J'ai comme un doute qu'en fait tu veux de l'aide la ou j'ai pas explique, si c'est le cas, re-demande et colle-moi une tarte.

----------

## befa

 *Trevoke wrote:*   

> 
> 
> J'ai comme un doute qu'en fait tu veux de l'aide la ou j'ai pas explique, si c'est le cas, re-demande et colle-moi une tarte.

 

mdr... nan la config du noyau c'est bon, c'est juste pour l'emerger (ca c'est fait) creer le lien vers les nouvelles sources et la fin! c'est tout pile ce que je voulais!merci!  :Wink: 

bon bah demain si tout se passe bien je roulerai en 2.6.9.r1

p.s: quelle reactivite!  :Laughing:  ca fait plaisir!

----------

## bob1977

Il faut aussi penser a mettre les bons modules a charger dans /etc/modules.autoload.d/kernel-2.6

 *Quote:*   

> emerge glibc

 

 T'es sur que c'est necessaire?

----------

## Trevoke

Oui le emerge glibc est necessaire une fois que tu as installe les nouveaux headers (linux26-headers). En fait, pour bien faire il faudrait aussi faire un "emerge --emptytree world" histoire d'etre sur que tout est compile pour le nouveau kernel.

----------

## kernelsensei

 *bob1977 wrote:*   

> Il faut aussi penser a mettre les bons modules a charger dans /etc/modules.autoload.d/kernel-2.6
> 
>  *Quote:*   emerge glibc 
> 
>  T'es sur que c'est necessaire?

 

si tu veux le NPTL oui

----------

## befa

merci encore a tous!  :Smile: 

je m'y colle et je vous tiens au courant!  :Wink: 

----------

## Trevoke

kernel-sensei : si tu veux le NPTL, il faut aussi l'ajouter dans la liste des USE flags de /etc/make.conf ...

----------

## kernelsensei

 *Trevoke wrote:*   

> kernel-sensei : si tu veux le NPTL, il faut aussi l'ajouter dans la liste des USE flags de /etc/make.conf ...

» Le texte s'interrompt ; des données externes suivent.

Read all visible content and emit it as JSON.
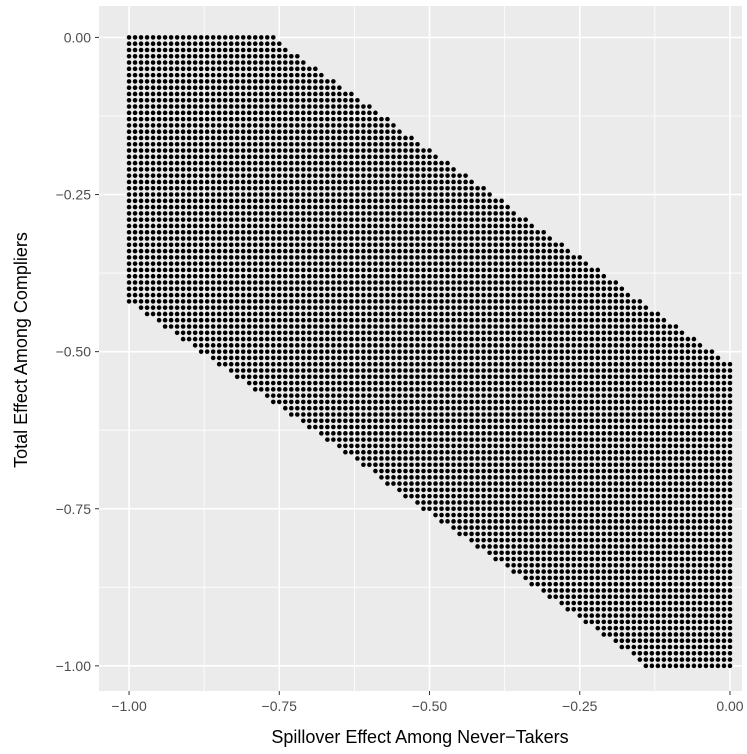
{
  "chart_data": {
    "type": "scatter",
    "title": "",
    "xlabel": "Spillover Effect Among Never−Takers",
    "ylabel": "Total Effect Among Compliers",
    "xlim": [
      -1.05,
      0.02
    ],
    "ylim": [
      -1.04,
      0.05
    ],
    "x_ticks": [
      -1.0,
      -0.75,
      -0.5,
      -0.25,
      0.0
    ],
    "x_tick_labels": [
      "−1.00",
      "−0.75",
      "−0.50",
      "−0.25",
      "0.00"
    ],
    "y_ticks": [
      0.0,
      -0.25,
      -0.5,
      -0.75,
      -1.0
    ],
    "y_tick_labels": [
      "0.00",
      "−0.25",
      "−0.50",
      "−0.75",
      "−1.00"
    ],
    "grid": true,
    "point_color": "#000000",
    "panel_color": "#ebebeb",
    "grid_color": "#ffffff",
    "grid_step": 0.01,
    "region": {
      "description_points": [
        {
          "x": -1.0,
          "y": 0.0
        },
        {
          "x": -0.76,
          "y": 0.0
        },
        {
          "x": 0.0,
          "y": -0.52
        },
        {
          "x": 0.0,
          "y": -1.0
        },
        {
          "x": -0.14,
          "y": -1.0
        },
        {
          "x": -1.0,
          "y": -0.42
        }
      ]
    }
  }
}
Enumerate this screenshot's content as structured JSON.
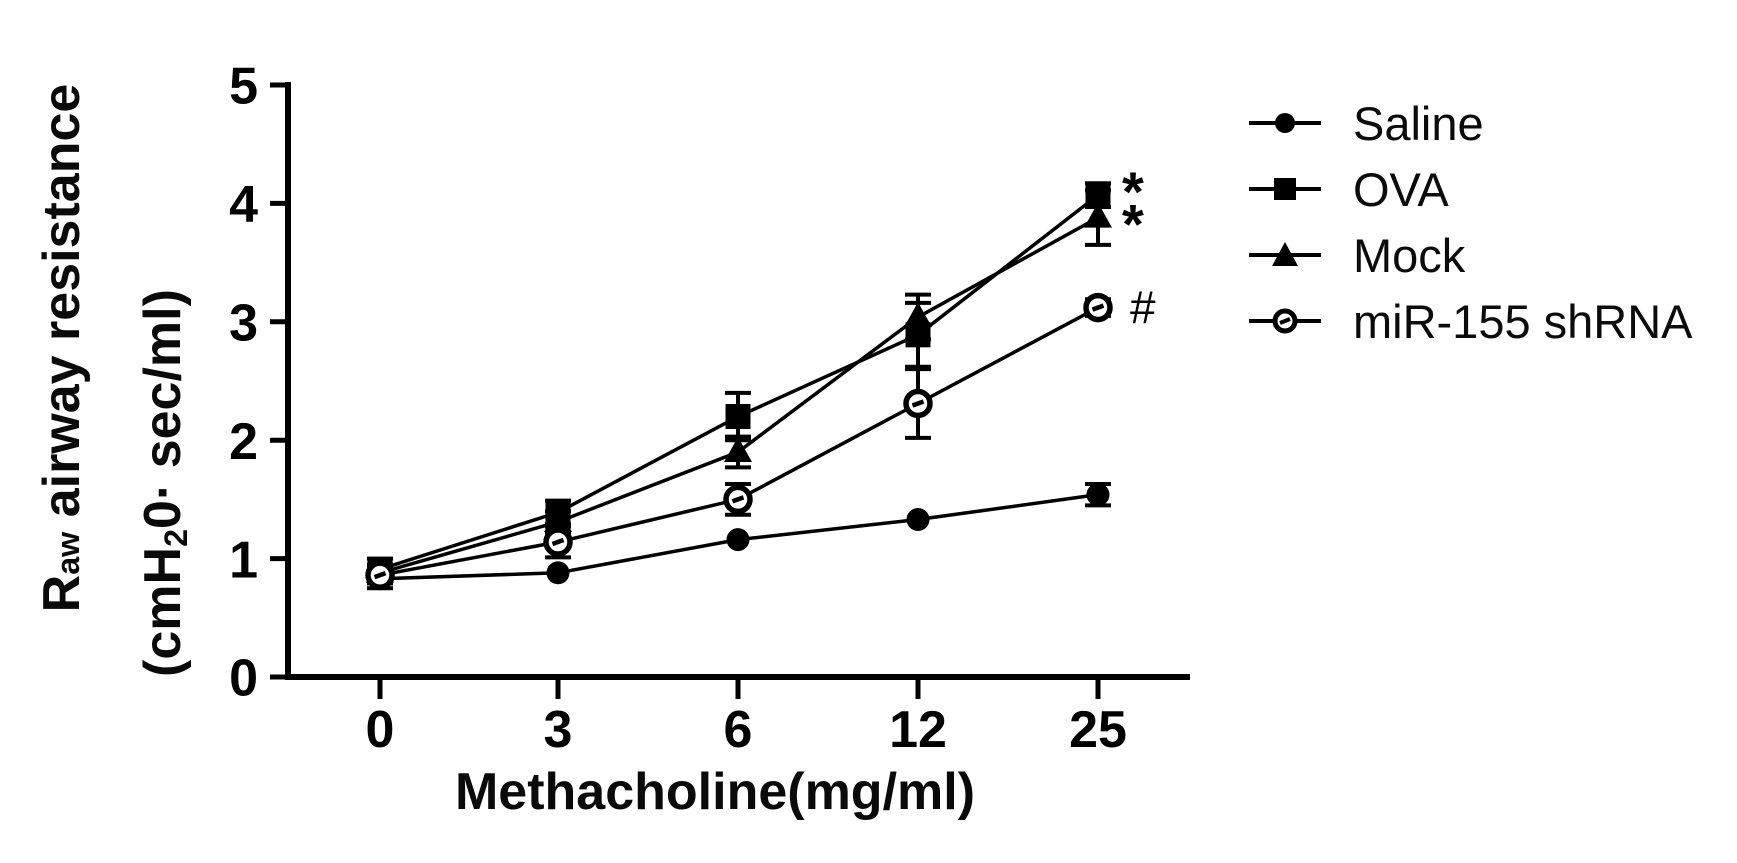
{
  "chart_data": {
    "type": "line",
    "title": "",
    "xlabel": "Methacholine(mg/ml)",
    "ylabel": "Raw airway resistance (cmH20· sec/ml)",
    "ylabel_line1": {
      "pre": "R",
      "sub": "aw",
      "post": " airway resistance"
    },
    "ylabel_line2": {
      "pre": "(cmH",
      "sub": "2",
      "post": "0· sec/ml)"
    },
    "categories": [
      "0",
      "3",
      "6",
      "12",
      "25"
    ],
    "y_ticks": [
      0,
      1,
      2,
      3,
      4,
      5
    ],
    "ylim": [
      0,
      5
    ],
    "grid": false,
    "legend_position": "right",
    "line_color": "#000000",
    "series": [
      {
        "name": "Saline",
        "marker": "circle-filled",
        "values": [
          0.83,
          0.88,
          1.16,
          1.33,
          1.54
        ],
        "errors": [
          0.08,
          0,
          0,
          0,
          0.09
        ]
      },
      {
        "name": "OVA",
        "marker": "square-filled",
        "values": [
          0.91,
          1.39,
          2.2,
          2.89,
          4.07
        ],
        "errors": [
          0.09,
          0.1,
          0.2,
          0.27,
          0.1
        ]
      },
      {
        "name": "Mock",
        "marker": "triangle-filled",
        "values": [
          0.88,
          1.31,
          1.9,
          3.04,
          3.88
        ],
        "errors": [
          0.07,
          0.09,
          0.13,
          0.19,
          0.23
        ]
      },
      {
        "name": "miR-155 shRNA",
        "marker": "circle-open-dash",
        "values": [
          0.86,
          1.14,
          1.5,
          2.31,
          3.12
        ],
        "errors": [
          0.07,
          0.13,
          0.13,
          0.29,
          0.07
        ]
      }
    ],
    "annotations": [
      {
        "text": "*",
        "series": "OVA",
        "x_index": 4,
        "value": 4.07
      },
      {
        "text": "*",
        "series": "Mock",
        "x_index": 4,
        "value": 3.88
      },
      {
        "text": "#",
        "series": "miR-155 shRNA",
        "x_index": 4,
        "value": 3.12
      }
    ]
  }
}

  cela va sans dire !  :Very Happy: 

----------

## Trevoke

 *kernel_sensei wrote:*   

>  *Trevoke wrote:*   kernel-sensei : si tu veux le NPTL, il faut aussi l'ajouter dans la liste des USE flags de /etc/make.conf ...  cela va sans dire ! 

 

... Mais ca va mieux en le disant.

----------

## bosozoku

 *Trevoke wrote:*   

> ... Mais ca va mieux en le disant.

 

 :Laughing: 

Bon bah moi va déja falloir que je me refasse un bon petit kernel parce que la il est trop gros. Je vais le faire ce week end tiens !

----------

## kernelsensei

 *bosozoku wrote:*   

>  *Trevoke wrote:*   ... Mais ca va mieux en le disant. 
> 
> Bon bah moi va déja falloir que je me refasse un bon petit kernel parce que la il est trop gros. Je vais le faire ce week end tiens !

 

alors que moi j'ai tout en dur ...  :Very Happy: 

----------

## bosozoku

Arg ! Mais quand c'est trop gros, ya pas un problème pour le boot ?

Je me rapelle la première fois, on m'avait conseillé de mettre le maximum en module, j'ai gardé cette habitude et je ne pense pas que ce soit trop mal car les modules c'est exellent !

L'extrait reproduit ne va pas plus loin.